Remember, the “Login buttons can be shown in” feature only controls the display of the login buttons. It cannot control what Joomla does with a logged in user. You CANNOT tell Joomla! to use Shared Sessions and not allow users to get logged into the backend of the site using SocialLogin in the frontend. It is simply NOT how Joomla! itself works.

This is neither a bug, nor something which can be addressed in any way. It is the way Joomla's Shared Sessions feature is designed to work. It does exactly the same thing with any login method e.g. password login, login with passkey, etc. If you do not want this behaviour you will have to disabled the Shared Sessions feature in Joomla's Global Configuration.

This is neither a security, nor a privacy feature

Hiding the login buttons from the frontend or backend of your site is NOT a security- or privacy-relevant feature. It's merely a preference.
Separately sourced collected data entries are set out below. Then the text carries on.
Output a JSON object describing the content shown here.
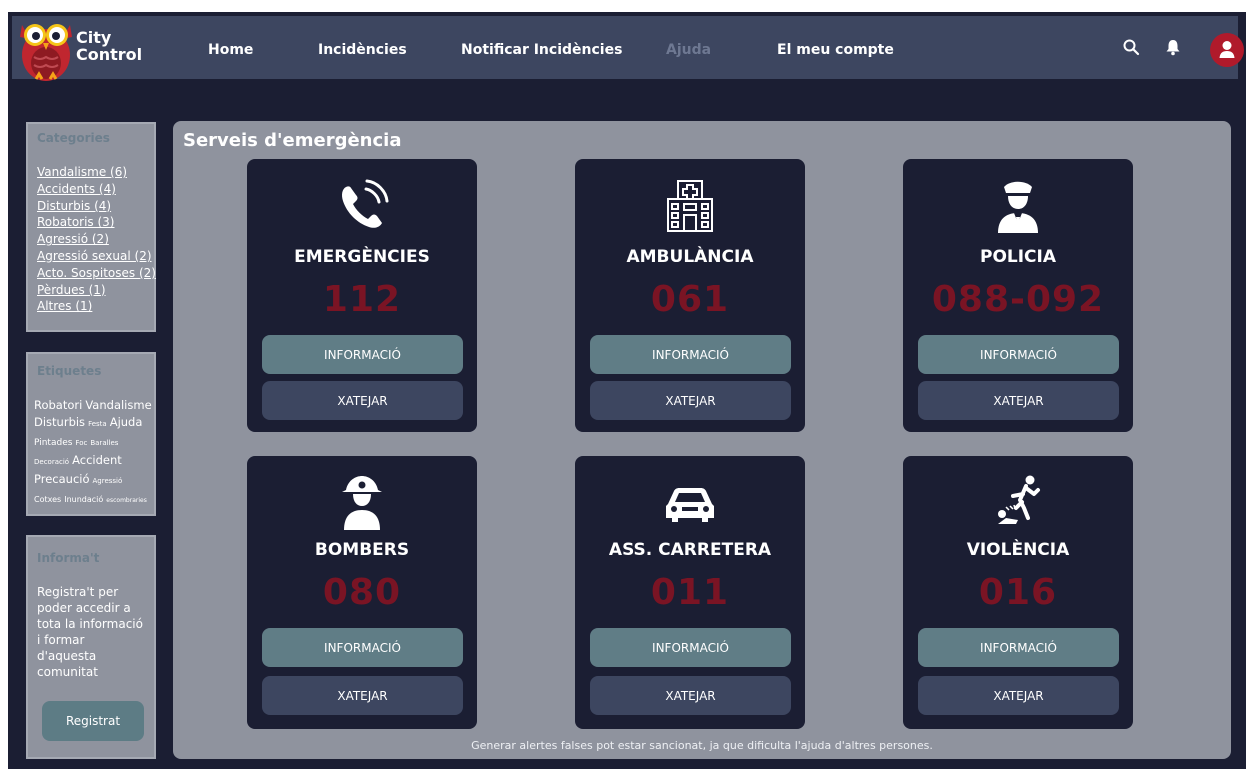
{
  "brand": {
    "line1": "City",
    "line2": "Control"
  },
  "nav": [
    {
      "label": "Home"
    },
    {
      "label": "Incidències"
    },
    {
      "label": "Notificar Incidències"
    },
    {
      "label": "Ajuda"
    },
    {
      "label": "El meu compte"
    }
  ],
  "header_icons": [
    "search-icon",
    "bell-icon",
    "user-icon"
  ],
  "sidebar": {
    "categories": {
      "title": "Categories",
      "items": [
        "Vandalisme (6)",
        "Accidents (4)",
        "Disturbis (4)",
        "Robatoris (3)",
        "Agressió (2)",
        "Agressió sexual (2)",
        "Acto. Sospitoses (2)",
        "Pèrdues (1)",
        "Altres (1)"
      ]
    },
    "tags": {
      "title": "Etiquetes",
      "items": [
        "Robatori",
        "Vandalisme",
        "Disturbis",
        "Festa",
        "Ajuda",
        "Pintades",
        "Foc",
        "Baralles",
        "Decoració",
        "Accident",
        "Precaució",
        "Agressió",
        "Cotxes",
        "Inundació",
        "escombraries"
      ]
    },
    "info": {
      "title": "Informa't",
      "text": "Registra't per poder accedir a tota la informació i formar d'aquesta comunitat",
      "button": "Registrat"
    }
  },
  "main": {
    "title": "Serveis d'emergència",
    "info_label": "INFORMACIÓ",
    "chat_label": "XATEJAR",
    "cards": [
      {
        "name": "EMERGÈNCIES",
        "number": "112",
        "icon": "phone-icon"
      },
      {
        "name": "AMBULÀNCIA",
        "number": "061",
        "icon": "hospital-icon"
      },
      {
        "name": "POLICIA",
        "number": "088-092",
        "icon": "police-officer-icon"
      },
      {
        "name": "BOMBERS",
        "number": "080",
        "icon": "firefighter-icon"
      },
      {
        "name": "ASS. CARRETERA",
        "number": "011",
        "icon": "car-icon"
      },
      {
        "name": "VIOLÈNCIA",
        "number": "016",
        "icon": "violence-icon"
      }
    ],
    "footer": "Generar alertes falses pot estar sancionat, ja que dificulta l'ajuda d'altres persones."
  },
  "colors": {
    "frame": "#1b1e33",
    "header": "#3d4660",
    "panel": "#8f939e",
    "info_button": "#607d86",
    "chat_button": "#3d4660",
    "number": "#7a1424",
    "avatar": "#b01a2b"
  }
}
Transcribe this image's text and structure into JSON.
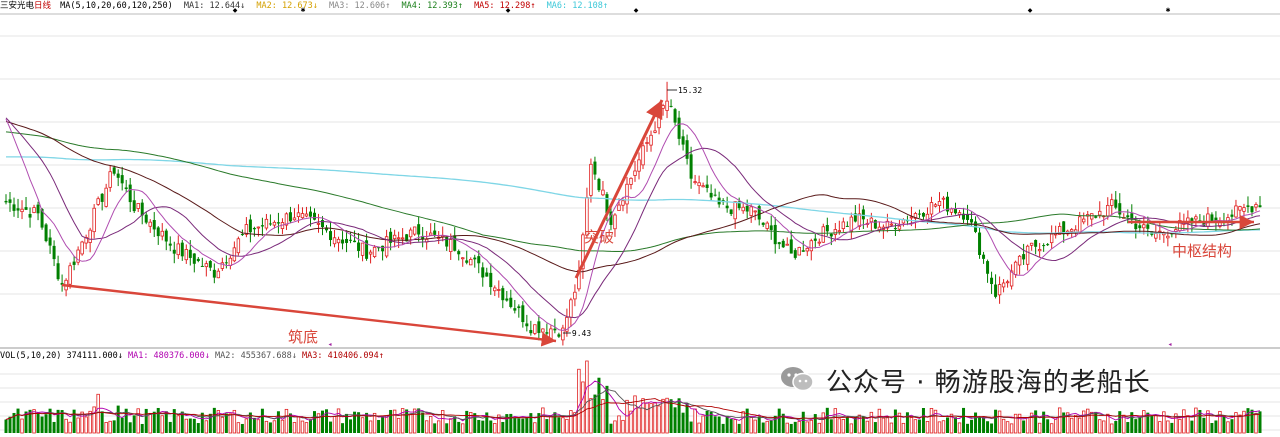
{
  "header": {
    "stock_name": "三安光电",
    "period": "日线",
    "ma_group": "MA(5,10,20,60,120,250)",
    "ma_values": [
      {
        "label": "MA1: 12.644↓",
        "color": "#333333"
      },
      {
        "label": "MA2: 12.673↓",
        "color": "#d4a000"
      },
      {
        "label": "MA3: 12.606↑",
        "color": "#888888"
      },
      {
        "label": "MA4: 12.393↑",
        "color": "#1a7f1a"
      },
      {
        "label": "MA5: 12.298↑",
        "color": "#c00000"
      },
      {
        "label": "MA6: 12.108↑",
        "color": "#3cc8d8"
      }
    ]
  },
  "volume_header": {
    "group": "VOL(5,10,20)",
    "vol": "374111.000↓",
    "ma1": "MA1: 480376.000↓",
    "ma2": "MA2: 455367.688↓",
    "ma3": "MA3: 410406.094↑",
    "colors": {
      "vol": "#000000",
      "ma1": "#b000b0",
      "ma2": "#555555",
      "ma3": "#b00000"
    }
  },
  "price_labels": {
    "high": "15.32",
    "low": "9.43"
  },
  "annotations": {
    "bottoming": "筑底",
    "breakout": "突破",
    "pivot": "中枢结构"
  },
  "watermark": "公众号 · 畅游股海的老船长",
  "colors": {
    "up": "#e02020",
    "down": "#008000",
    "grid": "#e6e6e6",
    "arrow": "#d9463a",
    "ma250": "#7fd6e6",
    "ma120": "#2a7a2a",
    "ma60": "#5a1a1a",
    "ma20": "#7a2a7a",
    "ma10": "#b04cb0"
  },
  "chart_data": {
    "type": "candlestick",
    "series_name": "三安光电 日线",
    "anchors": [
      {
        "bar": 0,
        "price": 12.6
      },
      {
        "bar": 8,
        "price": 12.3
      },
      {
        "bar": 14,
        "price": 10.6
      },
      {
        "bar": 17,
        "price": 11.2
      },
      {
        "bar": 27,
        "price": 13.4
      },
      {
        "bar": 32,
        "price": 12.5
      },
      {
        "bar": 42,
        "price": 11.5
      },
      {
        "bar": 52,
        "price": 10.9
      },
      {
        "bar": 60,
        "price": 11.9
      },
      {
        "bar": 72,
        "price": 12.3
      },
      {
        "bar": 90,
        "price": 11.4
      },
      {
        "bar": 103,
        "price": 11.9
      },
      {
        "bar": 113,
        "price": 11.5
      },
      {
        "bar": 122,
        "price": 10.6
      },
      {
        "bar": 131,
        "price": 9.6
      },
      {
        "bar": 139,
        "price": 9.5
      },
      {
        "bar": 143,
        "price": 10.8
      },
      {
        "bar": 146,
        "price": 13.6
      },
      {
        "bar": 151,
        "price": 12.2
      },
      {
        "bar": 157,
        "price": 13.4
      },
      {
        "bar": 165,
        "price": 15.1
      },
      {
        "bar": 171,
        "price": 13.2
      },
      {
        "bar": 178,
        "price": 12.5
      },
      {
        "bar": 186,
        "price": 12.4
      },
      {
        "bar": 196,
        "price": 11.3
      },
      {
        "bar": 203,
        "price": 11.8
      },
      {
        "bar": 212,
        "price": 12.2
      },
      {
        "bar": 220,
        "price": 12.0
      },
      {
        "bar": 233,
        "price": 12.6
      },
      {
        "bar": 240,
        "price": 12.3
      },
      {
        "bar": 247,
        "price": 10.4
      },
      {
        "bar": 256,
        "price": 11.5
      },
      {
        "bar": 266,
        "price": 12.0
      },
      {
        "bar": 276,
        "price": 12.5
      },
      {
        "bar": 286,
        "price": 11.8
      },
      {
        "bar": 296,
        "price": 12.1
      },
      {
        "bar": 306,
        "price": 12.3
      },
      {
        "bar": 313,
        "price": 12.6
      }
    ],
    "total_bars": 314,
    "price_high": 15.32,
    "price_low": 9.43,
    "moving_averages": [
      5,
      10,
      20,
      60,
      120,
      250
    ],
    "volume_ma": [
      5,
      10,
      20
    ]
  }
}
To better understand the security and privacy considerations of SocialLogin as a whole please consult the Security and Privacy page. The key takeaways of that page are:

  • Logging in with SocialLogin is a strong form of authentication, far more secure than using a username and password.
  • Merely displaying the SocialLogin buttons does NOT have any privacy implications. They do NOT use privacy-invasive JavaScript libraries.

Therefore, there is no security or privacy reason for disabling SocialLogin plugins.

Also note that if you are worried about your social account being taken over, it merely means you are not following standard precautions such as using a strong password and a password manager, and two-factor / multi-factor authentication. Therefore, this is a non-argument.